The pain inhibition (%) was calculated for each tested compound, using the following formula:
Pain inhibition (%) = (Tt-T0)/(Tm-T0) x 100
in which:
Tt = the nociceptive response measured at 4 h after of ibuprofen derivatives administration;
T0 = the nociceptive response measured before any treatment (initially);
Tm = the maximum allowed time (cut-off time).
The presence of analgesic effect (anti-nociceptive potential) is highlighted by an increased latency response after administration of the ibuprofen derivatives in reference with the initially value.
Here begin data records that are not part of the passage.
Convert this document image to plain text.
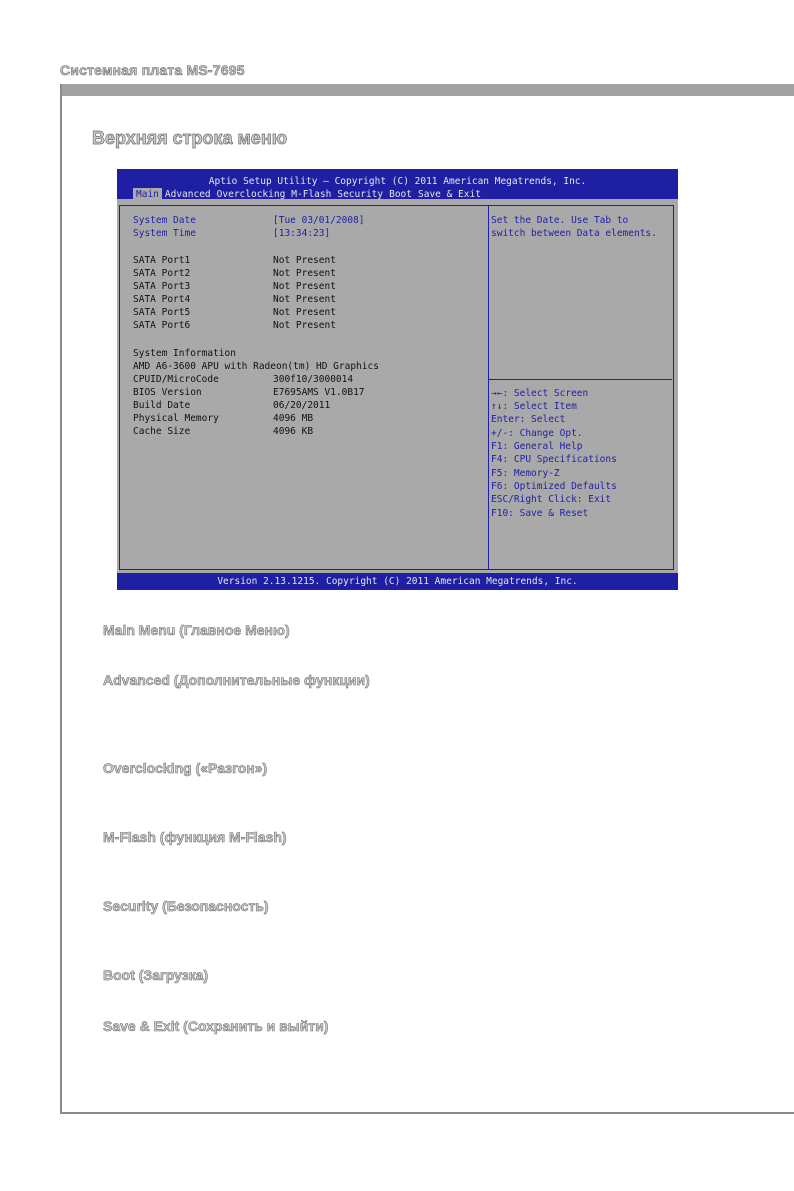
Системная плата MS-7695
Верхняя строка меню
Aptio Setup Utility – Copyright (C) 2011 American Megatrends, Inc.
Main Advanced Overclocking M-Flash Security Boot Save & Exit
System Date	[Tue 03/01/2008]
System Time	[13:34:23]
SATA Port1	Not Present
SATA Port2	Not Present
SATA Port3	Not Present
SATA Port4	Not Present
SATA Port5	Not Present
SATA Port6	Not Present
System Information
AMD A6-3600 APU with Radeon(tm) HD Graphics
CPUID/MicroCode	300f10/3000014
BIOS Version	E7695AMS V1.0B17
Build Date	06/20/2011
Physical Memory	4096 MB
Cache Size	4096 KB
Set the Date. Use Tab to
switch between Data elements.
→←: Select Screen
↑↓: Select Item
Enter: Select
+/-: Change Opt.
F1: General Help
F4: CPU Specifications
F5: Memory-Z
F6: Optimized Defaults
ESC/Right Click: Exit
F10: Save & Reset
Version 2.13.1215. Copyright (C) 2011 American Megatrends, Inc.
Main Menu (Главное Меню)
Advanced (Дополнительные функции)
Overclocking («Разгон»)
M-Flash (функция M-Flash)
Security (Безопасность)
Boot (Загрузка)
Save & Exit (Сохранить и выйти)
Writhing assay is a model of visceral pain, induced to mice by intraperitoneal administration of acetic acid. It is characterized through abdominal contractions, body movements (especially of the posterior members), writhing of the dorsal-abdominal muscles with reduced locomotor activity. The applied experimental protocol was in agreement with the literature data with slightly modifications [17, 18]. The ibuprofen derivatives (4a-n) were administered by oral gavage in a daily dose representing 1/20 of LD50 as suspension in tween 80 (0.1 mL/10 g b.w.) (Table 1). Ibuprofen, as reference drug and tween 80 (0.1 ml/10 g b.w.), as control, were used in similar conditions. One hour after administration of tested compounds, the acetic acid (0.6% water solution), as irritating agent, in volume of 0.1 ml/10 g b.w. was intraperitoneally injected. After other 5 min the number of writhings for each mouse was noted, every 5 min, during 30 min. The analgesic effect, expressed as inhibition (%) of writhings was calculated for each tested compounds, using the following formula [14]:
Inhibition (%) = (Nc-Nt) x 100 / Nc
in which:
Nc = the writhings number recorded for mice from control group
Nt = the writhings number recorded for mice of group treated with ibuprofen derivatives
It is estimated that the analgesic activity is higher if the writhings number is decreased in comparison with control group.
Statistical analysis
Data are presented as mean ± standard deviation. The one-way analysis of variance (ANOVA) and Tukey post hoc test were used to determine whether there are any statistically significant differences between tested compounds and control. The p value <0.05 was considered to be statistically significant.